First, Open Access, then Open (and FAIR) Data, now Open Citations.

The topic of open citations was presented at the PIDapalooza conference and represents a third component in the increasing corpus of open scientific information.

David Shotton gave us an update on  Citations as First Class data objects – Citation Identifiers and introduced (me) to the blog where he discusses this topic. The citations or bibliography has long been regarded as an essential, and until recently inseparable, component at the end of a scientific article. It is also a component easily susceptible to “game play“. Authors can be tempted to self-cite themselves, possibly to excess and perhaps worse, to cite their friends and colleagues for other than purely scientific reasons. There are other issues. Thus to infer the context of any particular citation, one has to read the text where it is cited and this too can be subjected to game play. One may have to “read between the lines” to try to judge whether the citation is being cited favourably as supporting any case being made, or instead to indicate disagreement with the cited authors. An article that is being cited because one disagrees with the conclusions therein may still go on to contribute to the cited author’s “h-index” of esteem. So there are various aspects of citations that deserve improvement, or certainly development and evolution.

Shotton told us that many publishers are now releasing article citations as open (CC0) data in their own right, as urged to do so on the Initiative for Open Citations site. A corpus of some 13 million of these are now available  as RDF triples with a SPARQL end-point. This latter means that semantic searches of the corpus can be undertaken. So what are the benefits? Worthy aspirations such as to explore connections between knowledge fields, and to follow the evolution of ideas and scholarly disciplines (similar in fact to the new Dimensions product I discussed in the previous post). When I probed into the various sites linked above, I had in mind to identify some clear scientific outcomes of making them available in this manner, perchance even in the field of chemistry. When I succeed I will follow-up on this post, but at the moment I am not yet in a position to illustrate these benefits with chemical stories. If anyone reading this post has such, please let us know! 

I will conclude here by noting much discussion at universities of the future of the scientific article itself; whether it should be increasingly mandated as GOLD Open Access (made so by payment of an article processing charge, or APC, by its authors), or whether journals should retain the hybrid publishing models where only a proportion of articles are GOLD, and the remainder are paid for by subscription fees for licensing access to the non-GOLD articles in the journal. Meanwhile, in what seems sometimes as a separate conversation, the article itself is being dis-assembled into components such as open and/or FAIR data, open citations, infographics, social media and yes, even blogs. Are these two evolutions headed in different directions? Certainly, I think the future is not what it used to be!

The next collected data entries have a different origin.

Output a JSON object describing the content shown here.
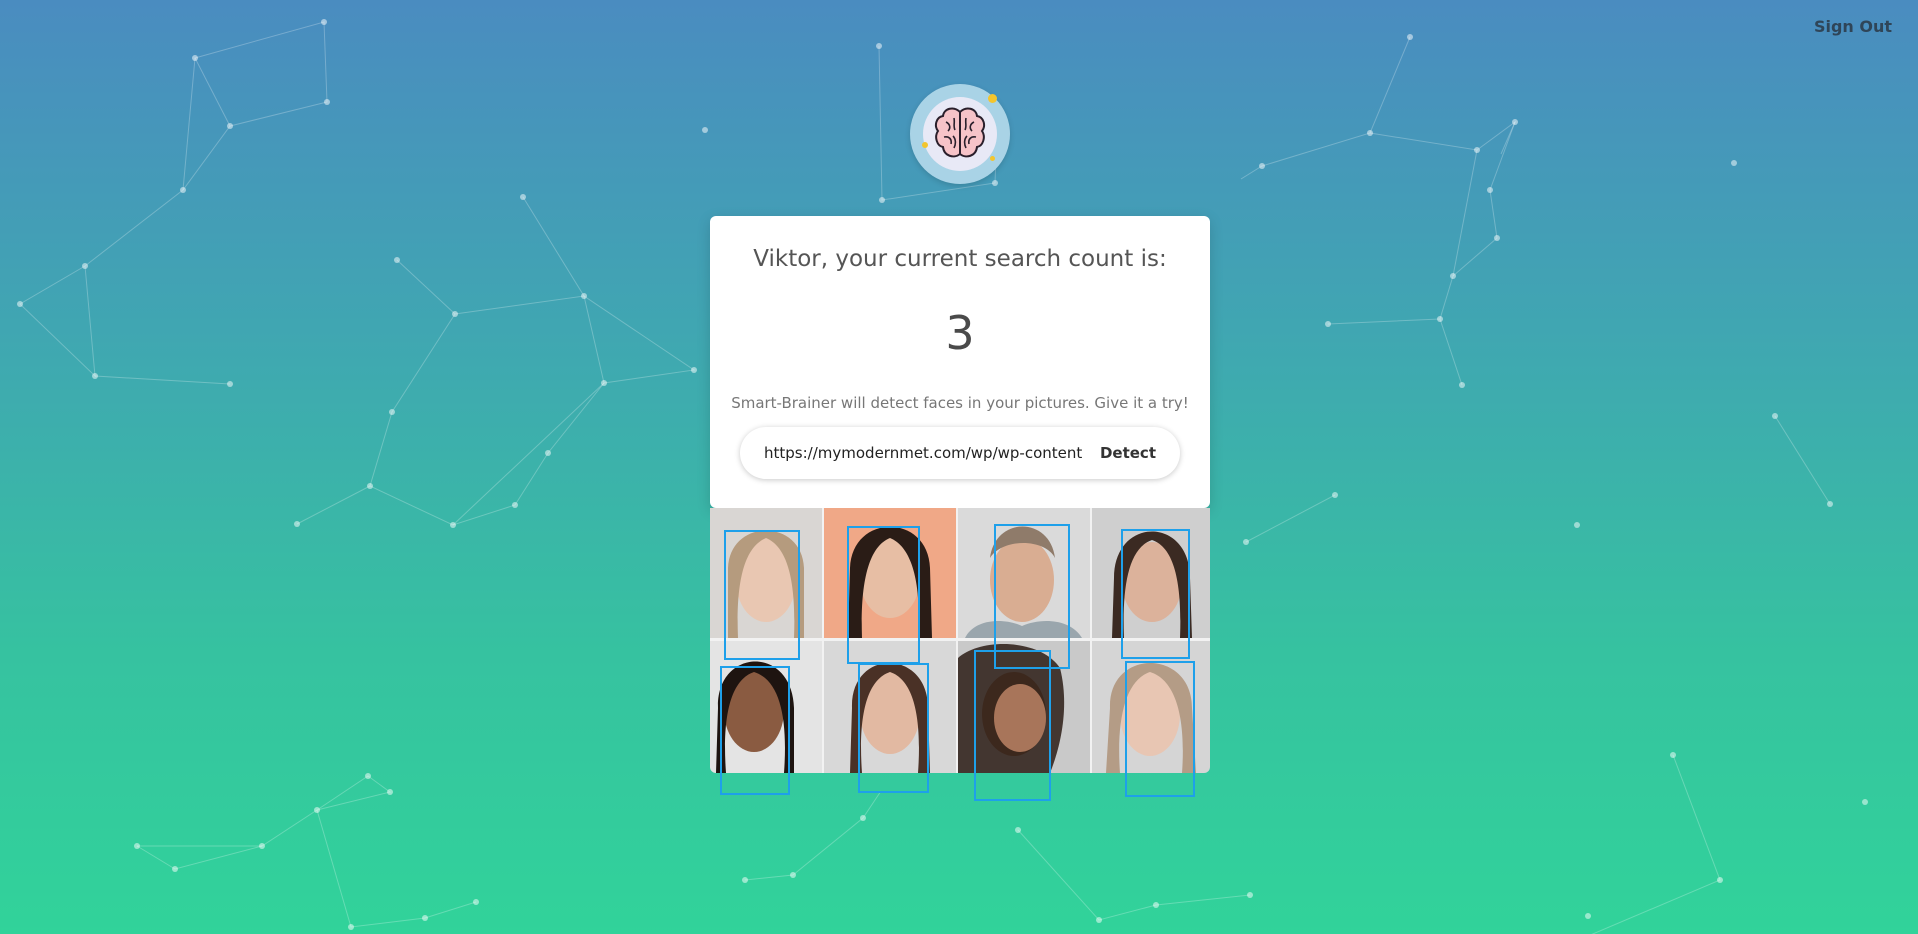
{
  "header": {
    "signout_label": "Sign Out"
  },
  "logo": {
    "icon": "brain-icon"
  },
  "card": {
    "greeting": "Viktor, your current search count is:",
    "count": "3",
    "tagline": "Smart-Brainer will detect faces in your pictures. Give it a try!"
  },
  "search": {
    "url_value": "https://mymodernmet.com/wp/wp-content",
    "detect_label": "Detect"
  },
  "result": {
    "faces_detected": 8
  },
  "colors": {
    "bbox": "#1ea0ea",
    "card": "#ffffff",
    "bg_top": "#4a8cc0",
    "bg_bottom": "#31d39a"
  }
}
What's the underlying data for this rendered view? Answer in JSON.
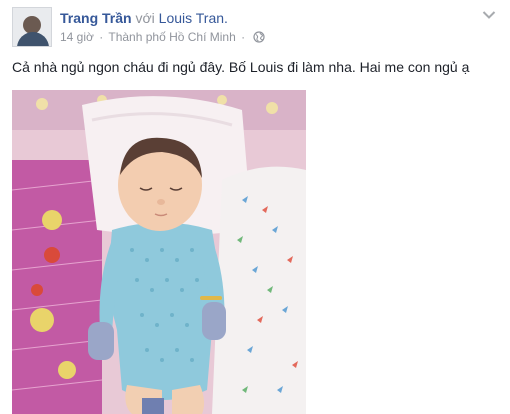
{
  "post": {
    "author": "Trang Trần",
    "with_word": "với",
    "tagged": "Louis Tran.",
    "time": "14 giờ",
    "separator": "·",
    "location": "Thành phố Hồ Chí Minh",
    "privacy_separator": "·",
    "privacy_icon": "globe-icon",
    "options_icon": "chevron-down-icon",
    "text": "Cả nhà ngủ ngon cháu đi ngủ đây. Bố Louis đi làm nha. Hai me con ngủ ạ",
    "photo_icon": "baby-photo"
  },
  "colors": {
    "link": "#365899",
    "meta": "#90949c",
    "body_text": "#1d2129"
  }
}
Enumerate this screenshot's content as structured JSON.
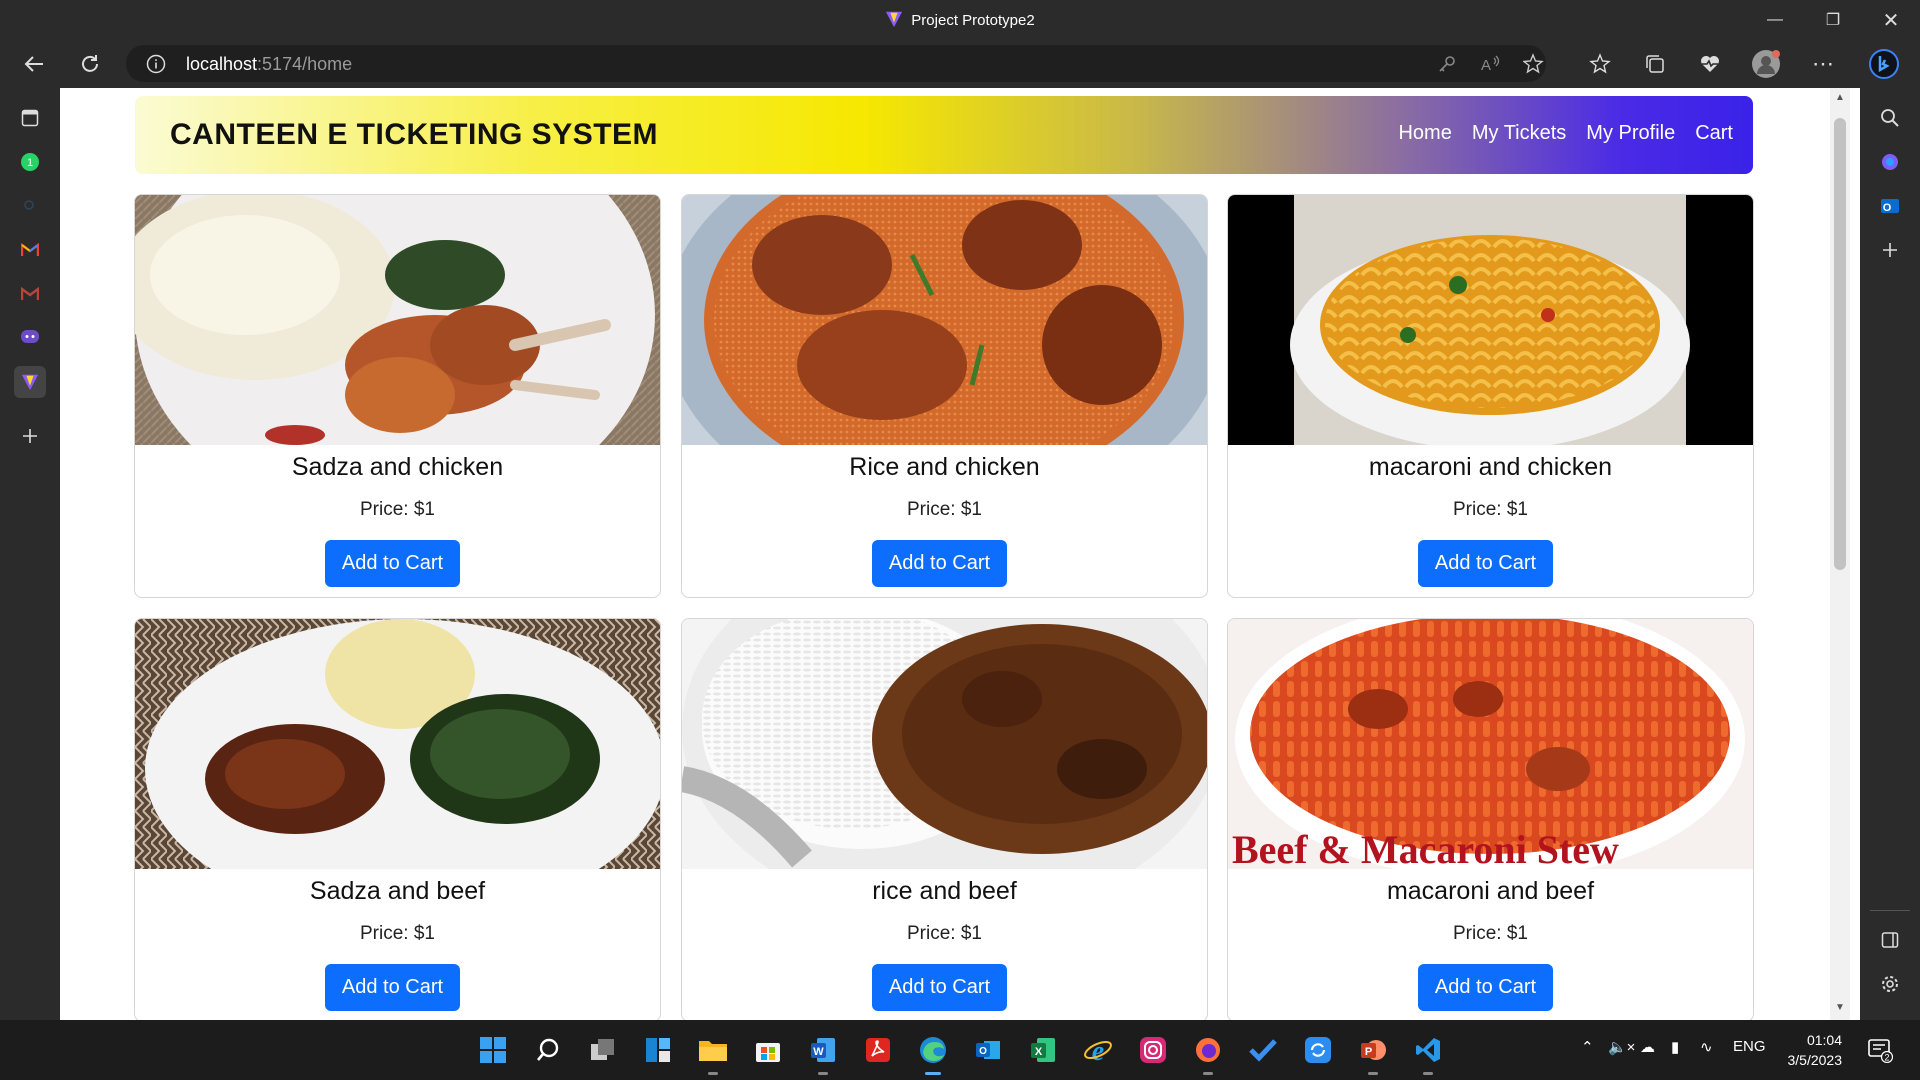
{
  "window": {
    "title": "Project Prototype2"
  },
  "browser": {
    "url_host": "localhost",
    "url_rest": ":5174/home"
  },
  "site": {
    "brand": "CANTEEN E TICKETING SYSTEM",
    "nav": [
      "Home",
      "My Tickets",
      "My Profile",
      "Cart"
    ]
  },
  "products": [
    {
      "name": "Sadza and chicken",
      "price": "Price: $1",
      "button": "Add to Cart"
    },
    {
      "name": "Rice and chicken",
      "price": "Price: $1",
      "button": "Add to Cart"
    },
    {
      "name": "macaroni and chicken",
      "price": "Price: $1",
      "button": "Add to Cart"
    },
    {
      "name": "Sadza and beef",
      "price": "Price: $1",
      "button": "Add to Cart"
    },
    {
      "name": "rice and beef",
      "price": "Price: $1",
      "button": "Add to Cart"
    },
    {
      "name": "macaroni and beef",
      "price": "Price: $1",
      "button": "Add to Cart",
      "image_caption": "Beef & Macaroni Stew"
    }
  ],
  "taskbar": {
    "language": "ENG",
    "time": "01:04",
    "date": "3/5/2023",
    "notification_count": "2"
  },
  "colors": {
    "button_primary": "#0d6efd",
    "browser_chrome": "#2b2b2b",
    "taskbar": "#1c1c1c"
  }
}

  1. Hi Henry! Thanks for the heads up on my presentation, now online at WIthout careful reading, the opening of paragraph two of your post could be mis-interpreted as conflating the Initiative for Open Citations (, which is a group campaigning for publishers to open their references at Crossref (but which does not hold or publish data), and the OpenCitations Corpus (, of which I am co-director, which publishes citation data in RDF. Your readers should see for more details of that distinction.

  2. Henry Rzepa says:

    Thanks for making clear the distinction David!

    Can you point to any scientific use-cases in which the (semantic) analysis of citations has led to the discovery of new connections between knowledge fields or perhaps as revealing the evolution of ideas, either within or across subject domains?